Heretical and other objectionable writings were the focus of concern in England when Queen Elizabeth I exercised censorship through granting the Stationers’ Company a monopoly of printing in 1559, and censorship intensified with the establishment of the Star Chamber in 1585. The licensing of the Stationers’ Company was modified and the Star Chamber was abolished through actions of the Long Parliament in 1641, creating for a short time freedom of the press. In 1642 Parliament began to prosecute printers and writers judged to be abusing their freedom. Licensing was again put into practice, and new moves toward censorship inspired John Milton to write Areopagitica (1644), a pamphlet objecting to censorship and promoting freedom of the press.

The Threat Spreads to America

With only a few modifications, James Franklin was using the same printing press design in Boston in 1717 as Gutenberg had used in 1450. As long as he and other early American printers devoted their presses to ballads, poems, songs, Bibles, and school books, there was usually little to fear from censors. When American printers employed their presses in the criticism of colonial authorities and the British crown, those in authority attempted to retaliate through censorship. In spite of the limited advancement in printing technology over more than two centuries, the press provided the means for widespread expression of opinion and fact.

John Peter Zenger, a New York printer and publisher of the New York Weekly Journal was tried in 1735 for libelling Governor William Cosby. He was acquitted on the grounds that the published statements were true. The printing press allowed Isaiah Thomas to launch bitter, sarcastic, and sometimes fierce criticism against British authority in the colonies. He published the newspaper, The Massachusetts Spy, in Boston, but in 1775 had to move his printing enterprise to Worcester because of pressure from the British.

In the nineteenth century advances in printing technology made it increasingly difficult for censors to exercise control of the press. Friedrich Koenig, a German, is credited with the steam-powered cylinder press in 1811. The rotary press was developed by an American, Richard Hoe, in 1846. Ottmar Mergenthaler, a German in the United States, introduced the linotype in 1884, and in 1905 Ira Rubel invented offset printing. With so many presses in operation and the speed with which printing could be done, it became more difficult for the censor to work with any efficiency. The advent of the computer and on-line access has made it virtually impossible fully to control expression, except in isolated cases or by the most extreme measures.

The proliferation of books and other materials through the printing press has, from 1450 to the present, caused concern for the censor. The concerns for the early censor settled on ecclesiastical matters and rapidly spread to a variety of religious, political, and moral issues. Those several areas remain at issue, but printing has made the censor’s job more difficult.

Bibliography

Henri-Jean Martin, The History and Power of Writing (Chicago: University of Chicago Press, 1994), translated by Lydia G. Cochrane, describes written communication in its various forms and the effects it has had upon civilization. Douglas C. McMurtrie, The Book: The Story of Printing and Bookmaking (London: Oxford University Press, 1943), is an overview of early book production and detailed accounts of printers of Europe and early America.
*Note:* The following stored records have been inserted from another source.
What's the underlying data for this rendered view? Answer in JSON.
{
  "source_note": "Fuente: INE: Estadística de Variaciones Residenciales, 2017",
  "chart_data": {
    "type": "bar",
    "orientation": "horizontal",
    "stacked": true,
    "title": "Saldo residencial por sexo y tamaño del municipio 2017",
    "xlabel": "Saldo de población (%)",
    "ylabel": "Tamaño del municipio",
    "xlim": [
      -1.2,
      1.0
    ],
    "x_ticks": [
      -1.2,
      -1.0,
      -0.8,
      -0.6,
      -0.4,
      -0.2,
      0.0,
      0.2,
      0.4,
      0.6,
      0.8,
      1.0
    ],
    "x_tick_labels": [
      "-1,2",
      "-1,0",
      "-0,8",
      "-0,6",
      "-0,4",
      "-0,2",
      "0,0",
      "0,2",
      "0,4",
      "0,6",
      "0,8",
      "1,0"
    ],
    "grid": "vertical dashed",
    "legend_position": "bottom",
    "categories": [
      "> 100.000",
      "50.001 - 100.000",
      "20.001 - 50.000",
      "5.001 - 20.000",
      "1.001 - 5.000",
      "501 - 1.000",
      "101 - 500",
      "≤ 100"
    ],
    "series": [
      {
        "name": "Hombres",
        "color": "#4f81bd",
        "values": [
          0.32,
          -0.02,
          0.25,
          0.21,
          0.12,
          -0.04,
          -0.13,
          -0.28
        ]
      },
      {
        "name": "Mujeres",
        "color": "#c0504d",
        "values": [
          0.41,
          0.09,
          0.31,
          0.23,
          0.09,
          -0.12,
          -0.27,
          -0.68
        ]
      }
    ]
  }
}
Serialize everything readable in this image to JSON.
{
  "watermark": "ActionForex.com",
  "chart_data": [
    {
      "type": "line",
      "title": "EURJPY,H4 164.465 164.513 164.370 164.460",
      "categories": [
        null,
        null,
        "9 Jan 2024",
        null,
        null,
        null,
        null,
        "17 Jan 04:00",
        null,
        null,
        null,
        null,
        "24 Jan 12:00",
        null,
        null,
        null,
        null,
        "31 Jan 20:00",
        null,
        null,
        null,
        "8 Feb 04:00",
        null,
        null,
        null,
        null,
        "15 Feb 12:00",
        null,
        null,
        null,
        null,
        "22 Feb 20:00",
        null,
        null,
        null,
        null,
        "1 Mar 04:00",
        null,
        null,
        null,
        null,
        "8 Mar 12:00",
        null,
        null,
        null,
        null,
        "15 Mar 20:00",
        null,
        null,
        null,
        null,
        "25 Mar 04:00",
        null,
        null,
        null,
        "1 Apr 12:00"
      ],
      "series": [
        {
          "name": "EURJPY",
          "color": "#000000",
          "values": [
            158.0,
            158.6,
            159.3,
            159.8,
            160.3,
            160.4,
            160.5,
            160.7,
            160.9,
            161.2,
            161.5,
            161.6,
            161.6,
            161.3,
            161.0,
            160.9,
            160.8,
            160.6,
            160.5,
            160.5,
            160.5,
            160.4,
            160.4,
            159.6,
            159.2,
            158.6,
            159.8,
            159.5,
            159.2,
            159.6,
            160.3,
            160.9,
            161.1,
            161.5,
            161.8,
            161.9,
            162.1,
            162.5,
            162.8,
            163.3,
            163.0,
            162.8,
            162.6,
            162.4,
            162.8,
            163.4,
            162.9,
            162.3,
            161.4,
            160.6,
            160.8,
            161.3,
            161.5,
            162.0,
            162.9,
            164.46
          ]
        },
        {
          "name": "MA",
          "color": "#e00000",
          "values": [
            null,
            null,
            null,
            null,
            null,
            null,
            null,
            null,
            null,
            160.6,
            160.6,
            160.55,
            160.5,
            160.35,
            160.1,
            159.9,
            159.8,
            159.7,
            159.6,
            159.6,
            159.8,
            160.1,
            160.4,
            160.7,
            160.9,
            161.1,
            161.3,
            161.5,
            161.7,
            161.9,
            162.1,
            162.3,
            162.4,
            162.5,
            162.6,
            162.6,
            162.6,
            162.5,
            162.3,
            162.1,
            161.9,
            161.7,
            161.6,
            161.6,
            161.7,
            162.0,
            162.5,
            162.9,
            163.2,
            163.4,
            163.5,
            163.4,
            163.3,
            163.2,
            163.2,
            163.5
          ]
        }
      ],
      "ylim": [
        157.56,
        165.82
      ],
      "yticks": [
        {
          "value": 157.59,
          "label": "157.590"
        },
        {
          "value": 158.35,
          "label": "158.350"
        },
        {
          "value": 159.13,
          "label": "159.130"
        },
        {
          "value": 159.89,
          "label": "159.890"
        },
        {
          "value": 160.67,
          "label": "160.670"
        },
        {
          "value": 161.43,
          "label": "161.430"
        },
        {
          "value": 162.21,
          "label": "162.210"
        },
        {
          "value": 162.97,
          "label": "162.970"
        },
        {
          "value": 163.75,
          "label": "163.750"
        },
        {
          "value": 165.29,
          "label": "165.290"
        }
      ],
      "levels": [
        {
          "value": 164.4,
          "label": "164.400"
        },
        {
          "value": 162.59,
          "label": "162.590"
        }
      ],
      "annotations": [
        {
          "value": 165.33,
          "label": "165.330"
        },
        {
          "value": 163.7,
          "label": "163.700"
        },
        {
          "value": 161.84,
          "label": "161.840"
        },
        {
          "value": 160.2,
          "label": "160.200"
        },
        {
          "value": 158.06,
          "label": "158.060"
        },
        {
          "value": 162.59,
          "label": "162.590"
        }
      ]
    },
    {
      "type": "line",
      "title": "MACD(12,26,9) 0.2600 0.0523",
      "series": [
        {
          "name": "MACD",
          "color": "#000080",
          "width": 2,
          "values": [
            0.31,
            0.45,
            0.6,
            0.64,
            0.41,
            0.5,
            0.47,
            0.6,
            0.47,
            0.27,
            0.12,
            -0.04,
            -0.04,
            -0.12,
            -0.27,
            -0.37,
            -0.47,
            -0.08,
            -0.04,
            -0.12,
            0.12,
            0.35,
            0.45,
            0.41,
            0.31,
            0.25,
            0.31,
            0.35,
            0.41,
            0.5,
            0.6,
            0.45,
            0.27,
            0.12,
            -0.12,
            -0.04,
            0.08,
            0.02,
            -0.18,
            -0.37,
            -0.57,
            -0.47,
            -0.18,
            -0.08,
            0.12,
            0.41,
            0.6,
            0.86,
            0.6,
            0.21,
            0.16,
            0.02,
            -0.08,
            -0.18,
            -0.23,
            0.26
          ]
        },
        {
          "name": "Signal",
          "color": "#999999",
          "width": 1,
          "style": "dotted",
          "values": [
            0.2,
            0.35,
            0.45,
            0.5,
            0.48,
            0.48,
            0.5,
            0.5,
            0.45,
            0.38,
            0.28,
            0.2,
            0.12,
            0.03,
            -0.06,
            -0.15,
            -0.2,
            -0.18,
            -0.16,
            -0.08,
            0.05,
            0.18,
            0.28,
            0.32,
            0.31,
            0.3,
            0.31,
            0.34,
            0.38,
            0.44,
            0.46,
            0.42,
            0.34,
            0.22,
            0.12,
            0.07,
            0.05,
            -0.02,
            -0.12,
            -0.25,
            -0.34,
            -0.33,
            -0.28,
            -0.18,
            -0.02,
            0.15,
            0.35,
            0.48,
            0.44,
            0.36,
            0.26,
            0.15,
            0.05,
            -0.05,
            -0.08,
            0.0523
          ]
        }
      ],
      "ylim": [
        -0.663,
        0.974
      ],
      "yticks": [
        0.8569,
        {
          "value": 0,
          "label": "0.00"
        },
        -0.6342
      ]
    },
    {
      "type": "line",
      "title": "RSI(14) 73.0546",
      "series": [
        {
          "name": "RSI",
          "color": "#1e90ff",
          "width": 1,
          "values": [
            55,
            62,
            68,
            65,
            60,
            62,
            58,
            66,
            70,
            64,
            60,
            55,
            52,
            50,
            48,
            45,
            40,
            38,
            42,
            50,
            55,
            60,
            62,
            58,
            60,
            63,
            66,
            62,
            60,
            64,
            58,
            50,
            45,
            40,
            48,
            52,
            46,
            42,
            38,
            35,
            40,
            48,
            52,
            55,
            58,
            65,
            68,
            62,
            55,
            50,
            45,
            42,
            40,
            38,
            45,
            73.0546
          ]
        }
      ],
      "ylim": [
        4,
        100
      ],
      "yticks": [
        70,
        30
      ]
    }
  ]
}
George Putnam’s Books and Their Makers During the Middle Ages (New York: Hillary House, 1962) describes production and distribution of literature from the fall of the Roman Empire to the close of the seventeenth century. S. H. Steinberg’s Five Hundred Years of Printing (Baltimore, Md.: Penguin Books, 1961) recounts the stories of printers, privileges, and censorship to the twentieth century. Isaiah Thomas’ The History of Printing in America (New York: Weathervane Books, 1970), edited by Marcus A. McCorison, details the work of printers in North America from the Massachusetts Bay Colony to the years following the American Revolution.